Degradation in system performance due to ice accretion on curved surfaces remains a decades-old challenge. We recently reported that Buckling Elastomer-like Anti-icing Metallic Surfaces (BEAMS) exhibit a low ice adhesion strength and extreme durability in realistic icing conditions. BEAMS consist of thin, flat metal sheets suspended on strips or dots of adhesive, and this partial confinement facilitates buckling of the metal sheet, causing ice to dislodge from the surface at a low applied force. The mechanism of ice detachment from curved BEAMS has not been investigated.
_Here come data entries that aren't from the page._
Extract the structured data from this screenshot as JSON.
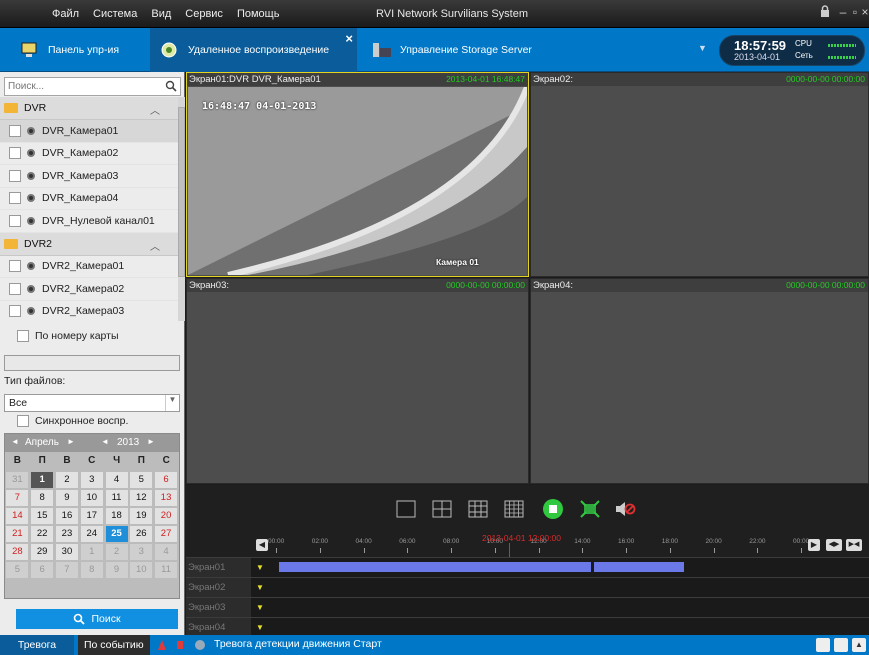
{
  "menu": [
    "Файл",
    "Система",
    "Вид",
    "Сервис",
    "Помощь"
  ],
  "app_title": "RVI Network Survilians System",
  "tabs": [
    {
      "label": "Панель упр-ия",
      "icon": "monitor-icon"
    },
    {
      "label": "Удаленное воспроизведение",
      "icon": "playback-icon",
      "active": true
    },
    {
      "label": "Управление Storage Server",
      "icon": "storage-server-icon"
    }
  ],
  "clock": {
    "time": "18:57:59",
    "date": "2013-04-01",
    "cpu_label": "CPU",
    "net_label": "Сеть"
  },
  "search": {
    "placeholder": "Поиск..."
  },
  "tree": {
    "groups": [
      {
        "name": "DVR",
        "items": [
          "DVR_Камера01",
          "DVR_Камера02",
          "DVR_Камера03",
          "DVR_Камера04",
          "DVR_Нулевой канал01"
        ]
      },
      {
        "name": "DVR2",
        "items": [
          "DVR2_Камера01",
          "DVR2_Камера02",
          "DVR2_Камера03"
        ]
      }
    ]
  },
  "by_card": "По номеру карты",
  "file_type_label": "Тип файлов:",
  "file_type_value": "Все",
  "sync_label": "Синхронное воспр.",
  "calendar": {
    "month_label": "Апрель",
    "year_label": "2013",
    "prev": "◄",
    "next": "►",
    "dow": [
      "В",
      "П",
      "В",
      "С",
      "Ч",
      "П",
      "С"
    ],
    "weeks": [
      [
        "31",
        "1",
        "2",
        "3",
        "4",
        "5",
        "6"
      ],
      [
        "7",
        "8",
        "9",
        "10",
        "11",
        "12",
        "13"
      ],
      [
        "14",
        "15",
        "16",
        "17",
        "18",
        "19",
        "20"
      ],
      [
        "21",
        "22",
        "23",
        "24",
        "25",
        "26",
        "27"
      ],
      [
        "28",
        "29",
        "30",
        "1",
        "2",
        "3",
        "4"
      ],
      [
        "5",
        "6",
        "7",
        "8",
        "9",
        "10",
        "11"
      ]
    ],
    "today": "1",
    "selected": "25"
  },
  "search_button": "Поиск",
  "panes": [
    {
      "title": "Экран01:DVR DVR_Камера01",
      "timestamp": "2013-04-01 16:48:47"
    },
    {
      "title": "Экран02:",
      "timestamp": "0000-00-00 00:00:00"
    },
    {
      "title": "Экран03:",
      "timestamp": "0000-00-00 00:00:00"
    },
    {
      "title": "Экран04:",
      "timestamp": "0000-00-00 00:00:00"
    }
  ],
  "osd": {
    "datetime": "16:48:47 04-01-2013",
    "camera": "Камера 01"
  },
  "timeline": {
    "current": "2013-04-01 12:00:00",
    "hours": [
      "00:00",
      "02:00",
      "04:00",
      "06:00",
      "08:00",
      "10:00",
      "12:00",
      "14:00",
      "16:00",
      "18:00",
      "20:00",
      "22:00",
      "00:00"
    ],
    "rows": [
      "Экран01",
      "Экран02",
      "Экран03",
      "Экран04"
    ]
  },
  "status": {
    "alarm_tab": "Тревога",
    "event_tab": "По событию",
    "message": "Тревога детекции движения Старт"
  },
  "colors": {
    "accent": "#0078c7",
    "record_segment": "#6b79e8",
    "timestamp": "#22cc22",
    "active_border": "#e3d424"
  }
}
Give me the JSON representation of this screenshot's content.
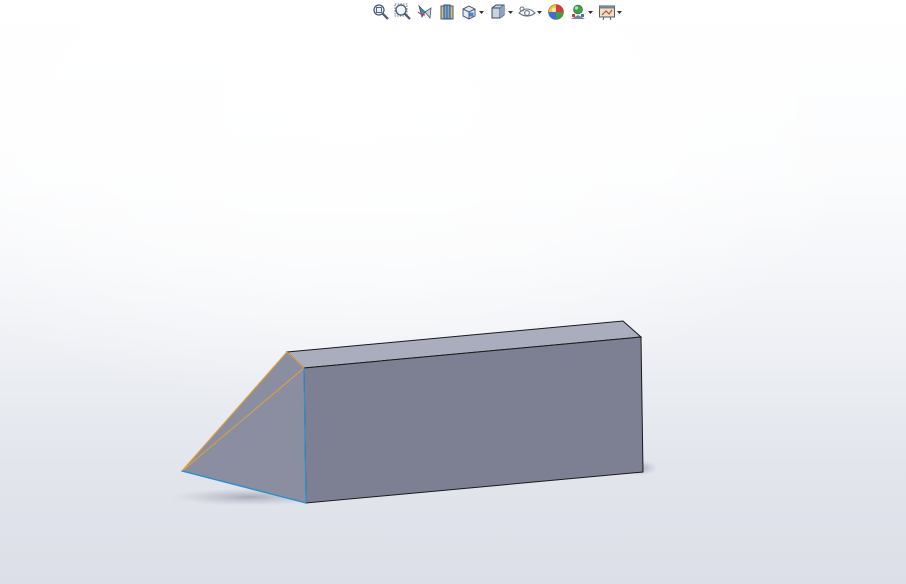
{
  "toolbar": {
    "buttons": [
      {
        "icon": "zoom-to-fit-icon",
        "has_dropdown": false
      },
      {
        "icon": "zoom-to-area-icon",
        "has_dropdown": false
      },
      {
        "icon": "previous-view-icon",
        "has_dropdown": false
      },
      {
        "icon": "section-view-icon",
        "has_dropdown": false
      },
      {
        "icon": "view-orientation-icon",
        "has_dropdown": true
      },
      {
        "icon": "display-style-icon",
        "has_dropdown": true
      },
      {
        "icon": "hide-show-items-icon",
        "has_dropdown": true
      },
      {
        "icon": "edit-appearance-icon",
        "has_dropdown": false
      },
      {
        "icon": "apply-scene-icon",
        "has_dropdown": true
      },
      {
        "icon": "view-settings-icon",
        "has_dropdown": true
      }
    ]
  },
  "model": {
    "face_color": "#7d8093",
    "top_color": "#a9adbd",
    "bevel_color": "#8e92a3",
    "edge_color": "#1a1a1a",
    "selected_edge_color_orange": "#e0a040",
    "selected_edge_color_blue": "#2a90d0"
  }
}
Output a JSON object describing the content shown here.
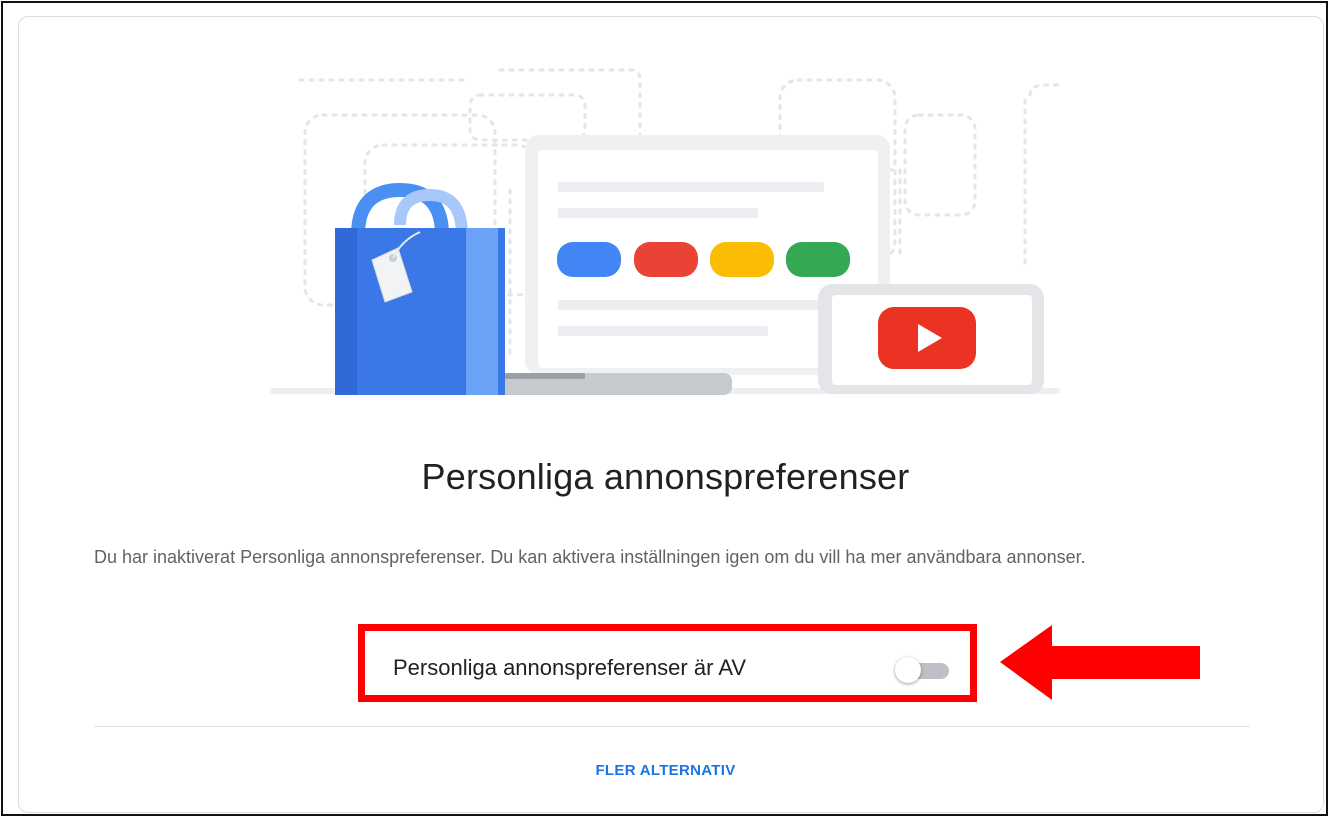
{
  "page": {
    "title": "Personliga annonspreferenser",
    "description": "Du har inaktiverat Personliga annonspreferenser. Du kan aktivera inställningen igen om du vill ha mer användbara annonser.",
    "toggle": {
      "label": "Personliga annonspreferenser är AV",
      "state": "off"
    },
    "more_options_label": "FLER ALTERNATIV"
  },
  "colors": {
    "blue": "#4285f4",
    "red": "#ea4335",
    "yellow": "#fbbc04",
    "green": "#34a853",
    "youtube_red": "#ea3323",
    "highlight": "#ff0000",
    "link": "#1a73e8"
  },
  "icons": {
    "illustration": "shopping-bag-laptop-phone-illustration",
    "arrow": "arrow-left-icon",
    "play": "youtube-play-icon"
  }
}
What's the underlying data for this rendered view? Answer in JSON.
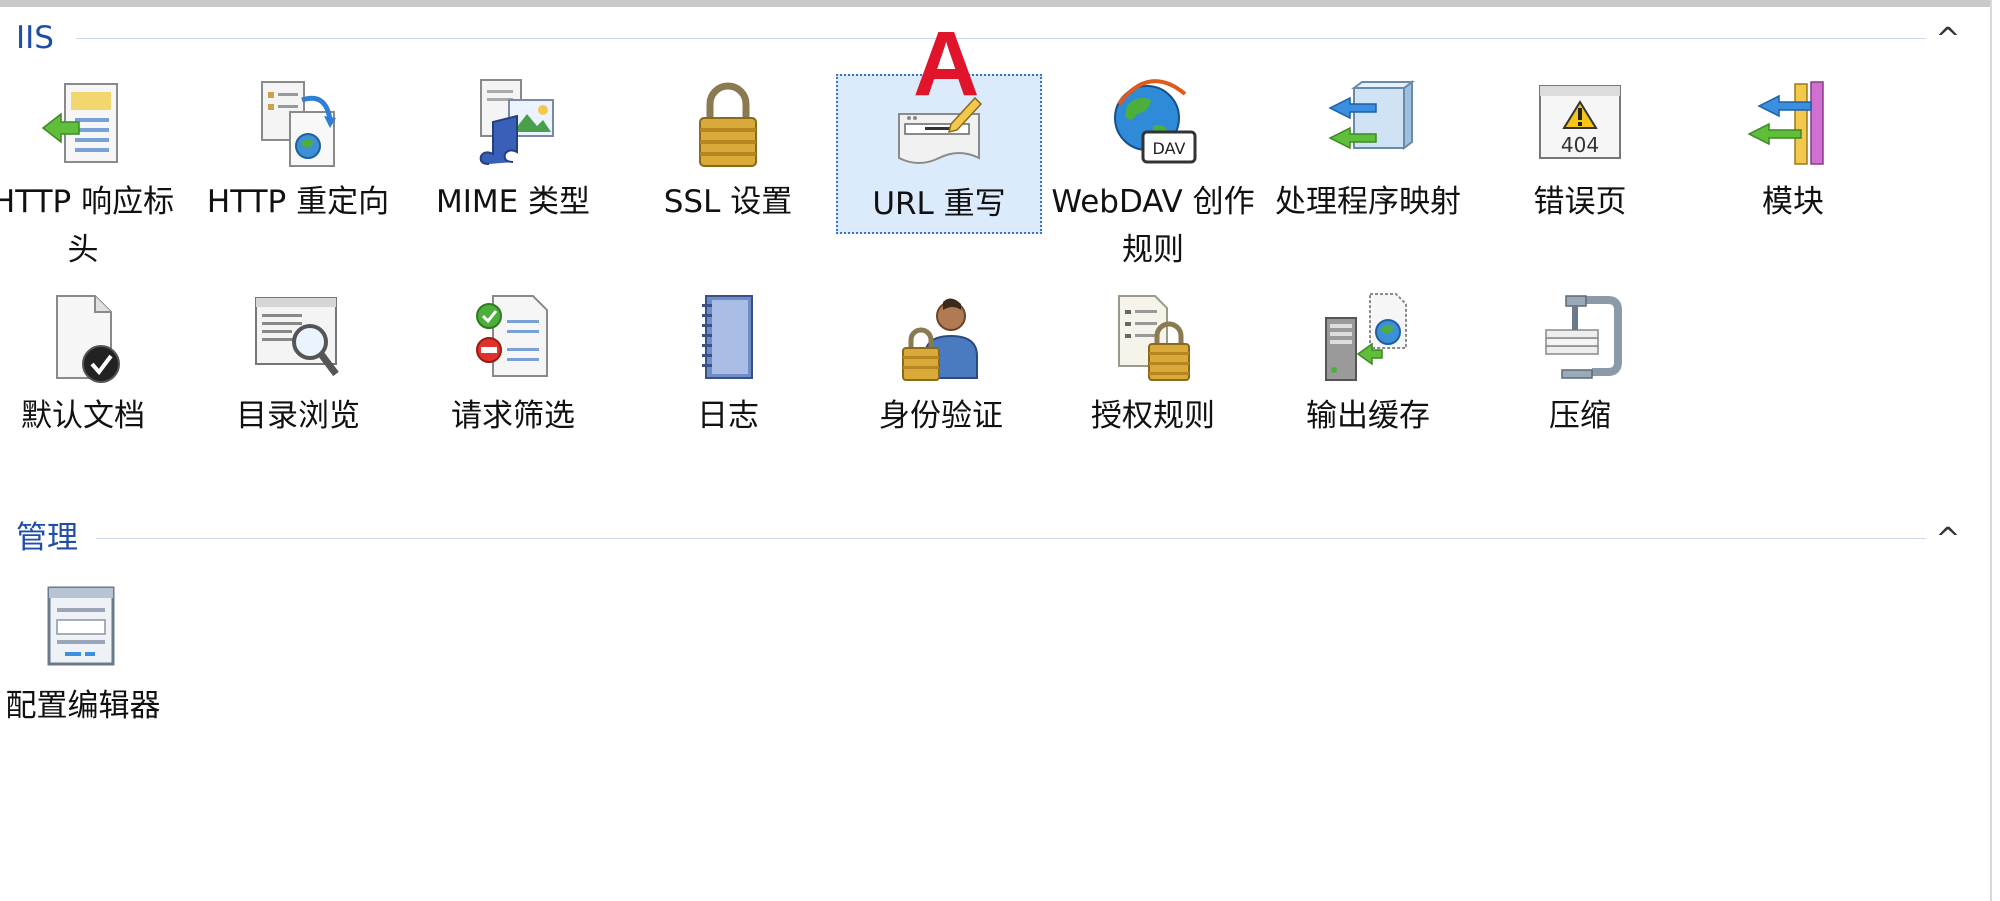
{
  "groups": {
    "iis": {
      "title": "IIS",
      "collapse_glyph": "^"
    },
    "manage": {
      "title": "管理",
      "collapse_glyph": "^"
    }
  },
  "annotation": {
    "label": "A",
    "color": "#e0142a"
  },
  "tiles": [
    {
      "label": "HTTP 响应标头",
      "icon": "http-response-headers-icon"
    },
    {
      "label": "HTTP 重定向",
      "icon": "http-redirect-icon"
    },
    {
      "label": "MIME 类型",
      "icon": "mime-types-icon"
    },
    {
      "label": "SSL 设置",
      "icon": "ssl-lock-icon"
    },
    {
      "label": "URL 重写",
      "icon": "url-rewrite-icon",
      "selected": true
    },
    {
      "label": "WebDAV 创作规则",
      "icon": "webdav-globe-icon"
    },
    {
      "label": "处理程序映射",
      "icon": "handler-mappings-icon"
    },
    {
      "label": "错误页",
      "icon": "error-page-404-icon"
    },
    {
      "label": "模块",
      "icon": "modules-icon"
    },
    {
      "label": "默认文档",
      "icon": "default-document-icon"
    },
    {
      "label": "目录浏览",
      "icon": "directory-browsing-icon"
    },
    {
      "label": "请求筛选",
      "icon": "request-filtering-icon"
    },
    {
      "label": "日志",
      "icon": "logging-notebook-icon"
    },
    {
      "label": "身份验证",
      "icon": "authentication-user-lock-icon"
    },
    {
      "label": "授权规则",
      "icon": "authorization-rules-icon"
    },
    {
      "label": "输出缓存",
      "icon": "output-caching-icon"
    },
    {
      "label": "压缩",
      "icon": "compression-clamp-icon"
    },
    {
      "label": "配置编辑器",
      "icon": "configuration-editor-icon"
    }
  ]
}
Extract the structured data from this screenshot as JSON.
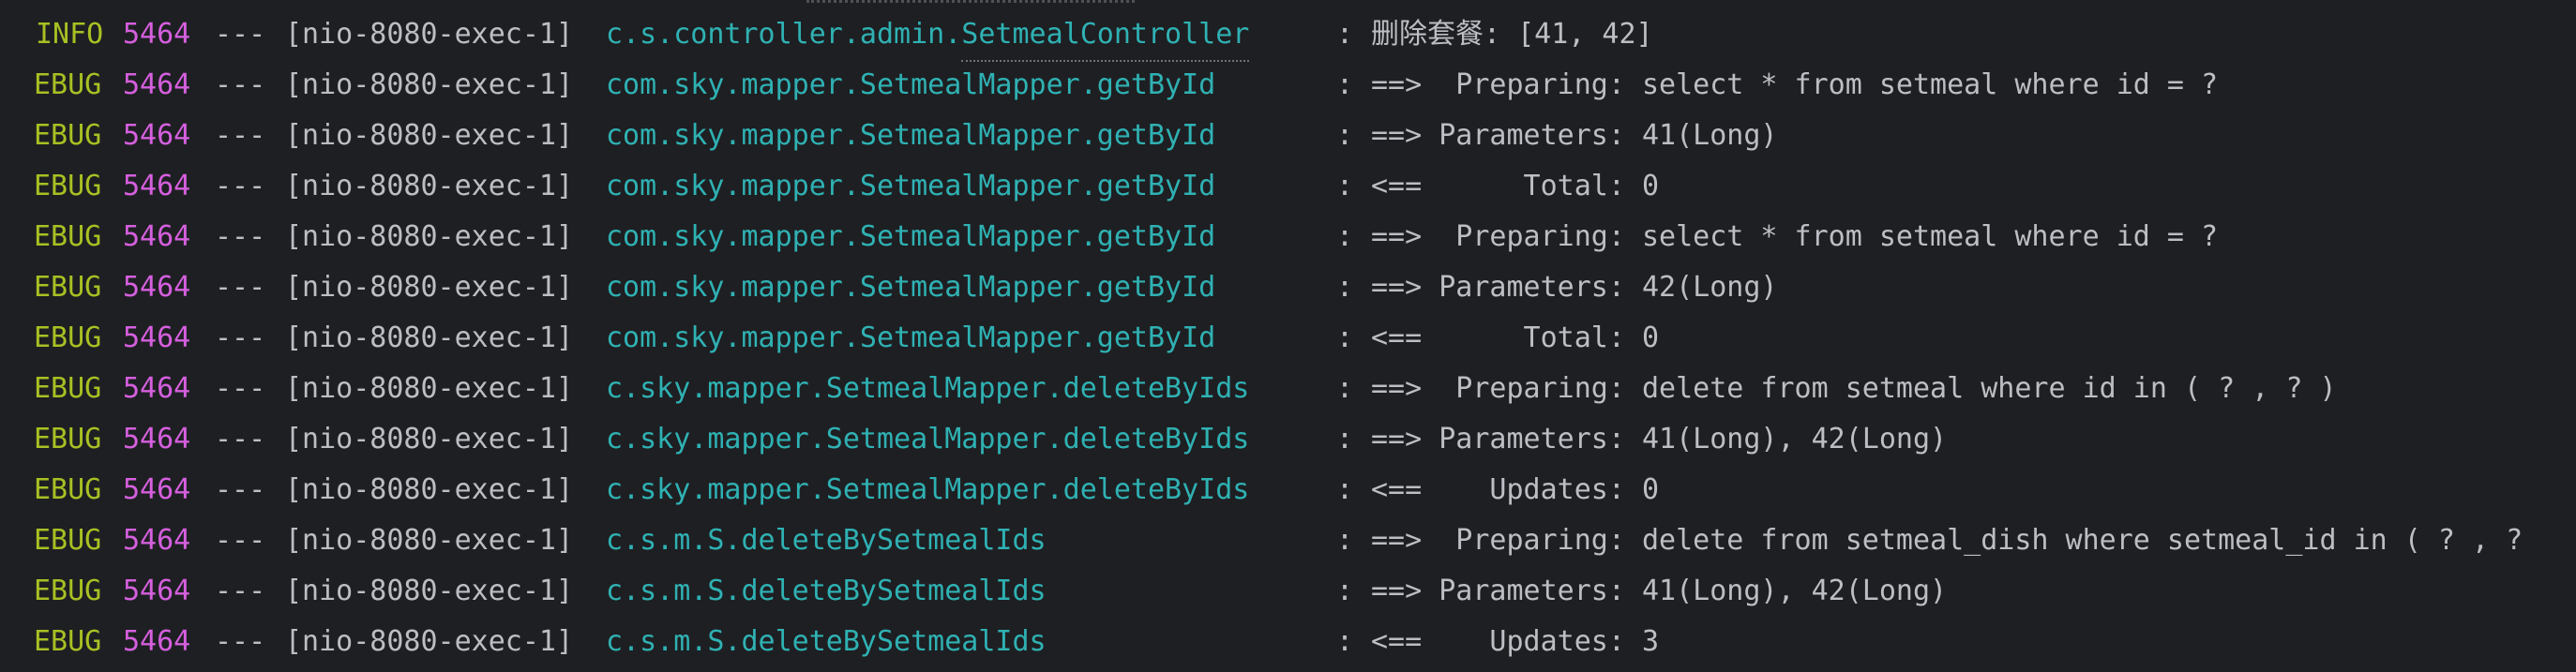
{
  "console": {
    "lines": [
      {
        "level": "INFO",
        "pid": "5464",
        "sep": "---",
        "thread": "[nio-8080-exec-1]",
        "logger_prefix": "c.s.controller.admin.",
        "logger_class": "SetmealController",
        "colon": ":",
        "message": "删除套餐: [41, 42]"
      },
      {
        "level": "EBUG",
        "pid": "5464",
        "sep": "---",
        "thread": "[nio-8080-exec-1]",
        "logger_prefix": "com.sky.mapper.SetmealMapper.getById",
        "logger_class": "",
        "colon": ":",
        "message": "==>  Preparing: select * from setmeal where id = ?"
      },
      {
        "level": "EBUG",
        "pid": "5464",
        "sep": "---",
        "thread": "[nio-8080-exec-1]",
        "logger_prefix": "com.sky.mapper.SetmealMapper.getById",
        "logger_class": "",
        "colon": ":",
        "message": "==> Parameters: 41(Long)"
      },
      {
        "level": "EBUG",
        "pid": "5464",
        "sep": "---",
        "thread": "[nio-8080-exec-1]",
        "logger_prefix": "com.sky.mapper.SetmealMapper.getById",
        "logger_class": "",
        "colon": ":",
        "message": "<==      Total: 0"
      },
      {
        "level": "EBUG",
        "pid": "5464",
        "sep": "---",
        "thread": "[nio-8080-exec-1]",
        "logger_prefix": "com.sky.mapper.SetmealMapper.getById",
        "logger_class": "",
        "colon": ":",
        "message": "==>  Preparing: select * from setmeal where id = ?"
      },
      {
        "level": "EBUG",
        "pid": "5464",
        "sep": "---",
        "thread": "[nio-8080-exec-1]",
        "logger_prefix": "com.sky.mapper.SetmealMapper.getById",
        "logger_class": "",
        "colon": ":",
        "message": "==> Parameters: 42(Long)"
      },
      {
        "level": "EBUG",
        "pid": "5464",
        "sep": "---",
        "thread": "[nio-8080-exec-1]",
        "logger_prefix": "com.sky.mapper.SetmealMapper.getById",
        "logger_class": "",
        "colon": ":",
        "message": "<==      Total: 0"
      },
      {
        "level": "EBUG",
        "pid": "5464",
        "sep": "---",
        "thread": "[nio-8080-exec-1]",
        "logger_prefix": "c.sky.mapper.SetmealMapper.deleteByIds",
        "logger_class": "",
        "colon": ":",
        "message": "==>  Preparing: delete from setmeal where id in ( ? , ? )"
      },
      {
        "level": "EBUG",
        "pid": "5464",
        "sep": "---",
        "thread": "[nio-8080-exec-1]",
        "logger_prefix": "c.sky.mapper.SetmealMapper.deleteByIds",
        "logger_class": "",
        "colon": ":",
        "message": "==> Parameters: 41(Long), 42(Long)"
      },
      {
        "level": "EBUG",
        "pid": "5464",
        "sep": "---",
        "thread": "[nio-8080-exec-1]",
        "logger_prefix": "c.sky.mapper.SetmealMapper.deleteByIds",
        "logger_class": "",
        "colon": ":",
        "message": "<==    Updates: 0"
      },
      {
        "level": "EBUG",
        "pid": "5464",
        "sep": "---",
        "thread": "[nio-8080-exec-1]",
        "logger_prefix": "c.s.m.S.deleteBySetmealIds",
        "logger_class": "",
        "colon": ":",
        "message": "==>  Preparing: delete from setmeal_dish where setmeal_id in ( ? , ?"
      },
      {
        "level": "EBUG",
        "pid": "5464",
        "sep": "---",
        "thread": "[nio-8080-exec-1]",
        "logger_prefix": "c.s.m.S.deleteBySetmealIds",
        "logger_class": "",
        "colon": ":",
        "message": "==> Parameters: 41(Long), 42(Long)"
      },
      {
        "level": "EBUG",
        "pid": "5464",
        "sep": "---",
        "thread": "[nio-8080-exec-1]",
        "logger_prefix": "c.s.m.S.deleteBySetmealIds",
        "logger_class": "",
        "colon": ":",
        "message": "<==    Updates: 3"
      }
    ]
  },
  "colors": {
    "background": "#1e1f22",
    "level": "#a8c023",
    "pid": "#d55fde",
    "logger": "#2fb1b3",
    "text": "#bcbec4"
  }
}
Here we study how curvature affects the shear ice adhesion strength of BEAMS, using both glaze- and rime-type ice at −20 °C. For glaze, it was observed that increasing the radius of curvature increased the ice adhesion strength regardless of whether the curvature was positive or negative. For rime ice a high radius of curvature, R = 17.3 mm, was used inside an icing wind tunnel. When the compliance of the material used to suspend the metallic sheet was increased, the rime ice adhesion strength was as low as τice≈3 kPa. Further, the confinement configuration of BEAMS was studied to understand its effect on lateral torsional buckling. Lateral torsional buckling altered the radius of curvature of both the suspension material and metal sheet, initiating cracks due to the unchanged curvature of the accreted ice. Accordingly, the extremely low ice adhesion strength of BEAMS, even on curved surfaces, was due to buckling instabilities either within the thin metal plates or the suspension material. Overall, BEAMS would appear to be a durable, low-ice-adhesion candidate material even for complex and curved surface geometries such as the leading edges of aircraft wings, wind turbine blades, or power transmission lines.